Puesto este principio fundamental, en función suya se definen los términos bueno y malo; es
bueno aquello que contribuye a que el hombre pueda conservar su ser y es malo aquello que
ocasiona su destrucción. Si investigamos las causas de nuestros juicios respecto de la bondad de las
cosas, en el fondo encontraremos que toda ponderación se realiza tomando al hombre como
parámetro valorativo; no un hombre abstracto, sino este hombre que soy yo. Y aunque hablemos de
juicio y ponderación, no debe entenderse que nos referimos a procesos racionales; hablamos de la
vivencia más básica y elemental que el hombre pueda tener del mundo que lo rodea, una vivencia
que lo determina a desear unas cosas y a rechazar otras.

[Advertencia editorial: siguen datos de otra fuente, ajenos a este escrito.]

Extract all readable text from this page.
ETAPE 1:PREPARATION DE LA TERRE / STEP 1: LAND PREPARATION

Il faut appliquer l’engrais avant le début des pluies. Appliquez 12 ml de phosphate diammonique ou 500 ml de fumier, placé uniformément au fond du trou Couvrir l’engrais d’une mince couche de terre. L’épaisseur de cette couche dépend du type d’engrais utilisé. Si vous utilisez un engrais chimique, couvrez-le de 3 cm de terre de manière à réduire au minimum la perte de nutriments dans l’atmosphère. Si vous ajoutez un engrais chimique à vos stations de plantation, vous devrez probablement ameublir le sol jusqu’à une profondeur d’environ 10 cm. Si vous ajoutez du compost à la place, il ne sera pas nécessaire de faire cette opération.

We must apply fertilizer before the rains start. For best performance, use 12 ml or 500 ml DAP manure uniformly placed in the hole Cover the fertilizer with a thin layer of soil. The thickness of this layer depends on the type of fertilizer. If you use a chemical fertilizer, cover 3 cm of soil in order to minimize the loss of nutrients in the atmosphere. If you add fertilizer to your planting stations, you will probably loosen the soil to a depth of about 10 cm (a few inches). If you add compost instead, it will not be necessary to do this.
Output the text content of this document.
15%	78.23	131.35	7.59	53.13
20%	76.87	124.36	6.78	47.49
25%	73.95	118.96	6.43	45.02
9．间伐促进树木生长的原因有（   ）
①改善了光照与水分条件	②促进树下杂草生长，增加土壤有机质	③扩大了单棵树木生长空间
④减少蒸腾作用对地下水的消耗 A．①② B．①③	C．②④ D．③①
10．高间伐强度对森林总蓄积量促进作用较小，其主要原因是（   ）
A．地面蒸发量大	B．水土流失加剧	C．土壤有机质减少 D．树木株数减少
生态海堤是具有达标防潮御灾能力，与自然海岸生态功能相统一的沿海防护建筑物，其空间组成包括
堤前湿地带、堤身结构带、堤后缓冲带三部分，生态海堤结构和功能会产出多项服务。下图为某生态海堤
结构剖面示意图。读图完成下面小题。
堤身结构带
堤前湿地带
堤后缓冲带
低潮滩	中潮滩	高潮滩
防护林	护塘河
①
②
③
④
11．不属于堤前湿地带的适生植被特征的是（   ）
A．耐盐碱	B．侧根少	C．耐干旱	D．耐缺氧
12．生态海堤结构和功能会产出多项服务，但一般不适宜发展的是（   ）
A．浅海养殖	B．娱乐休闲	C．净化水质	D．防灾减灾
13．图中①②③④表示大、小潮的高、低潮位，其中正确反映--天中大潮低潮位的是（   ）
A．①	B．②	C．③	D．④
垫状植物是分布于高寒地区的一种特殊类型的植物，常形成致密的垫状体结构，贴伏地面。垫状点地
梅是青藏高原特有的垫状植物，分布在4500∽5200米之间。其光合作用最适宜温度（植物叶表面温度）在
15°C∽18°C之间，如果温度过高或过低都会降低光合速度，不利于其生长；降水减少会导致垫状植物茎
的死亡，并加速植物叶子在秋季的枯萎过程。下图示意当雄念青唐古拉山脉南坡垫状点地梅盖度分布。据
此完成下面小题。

Juzgar las cosas a partir de sí mismo, conduce al hombre a extrapolar progresivamente su
propio criterio valorativo y a elevar lo bueno y lo malo a la categoría de bien y mal, es decir,
convierte en objetivo lo que de suyo es subjetivo, concediéndole propiedades ontológicas de
estabilidad y fundamento a aquello que no es otra cosa que una percepción absolutamente humana
de la naturaleza. Pero el transcurso del tiempo conlleva la indiferencia respecto de este salto
cualitativo, y así llegamos a asumir con total naturalidad que el universo se rige por un orden que,
misteriosamente, está orientado al bienestar del hombre, de tal suerte que el bien en sí en cierta
manera coincide con lo que es bueno para él. Este es el primer paso hacia la constitución de la
posibilidad del hecho religioso: la creencia de que existe una direccionalidad en los acontecimientos
naturales que los encauza a contribuir a la concreción de los mismos propósitos del ser humano, es
decir, la conservación de su ser.
Ahora bien, este sentimiento de profunda unidad que el hombre percibe entre sí mismo y la
naturaleza, no es el resultado de una mediación racional, la conclusión de una razonamiento
deductivo; es una certeza de índole afectiva, una verdad más sentida que pensada. No obstante la
hostilidad con que la naturaleza puede a veces tratar al hombre, el mundo llega a ser comprendido
como oportunidad de supervivencia. Pero los poderes naturales deben ser adecuadamente regulados
e invocados, y el hombre debe descubrir la manera justa de hacerlo. La religión es la respuesta más
primitiva a esta cuestión, y su finalidad más inmediata consiste en obtener de la naturaleza, la cual
es susceptible de ordenarse a los fines propios de los hombres, el mayor beneficio posible en vistas
a la conservación del ser humano. Los sacrificios, las ofrendas y oraciones no tienen otro objeto que
este.
Para concluir esta parte de nuestra reflexión, volvamos al inicio de la misma, donde
establecimos que el sentimiento religioso procede de las nociones morales más originarias. En estas
líneas hemos intentado mostrar que la religión no es otra cosa que una respuesta peculiar a la
necesidad humana de sobrevivir en el mundo, un camino cuya meta es la transposición del bien
objetivo, cuya presencia impregna el orden natural, en un bien particular y subjetivo ‒lo bueno‒ que
sirva a la preservación del ser del hombre. En este sentido, la caracterización del hombre como un
ser religioso significa que es un ser esencialmente tendiente a buscar en la naturaleza, que es vista
como una realidad superior, dados sus poderes evidentes, y cuyo orden lo trasciende y al mismo
tiempo lo abarca, cierta utilidad en relación a sus propósitos de autoconservación.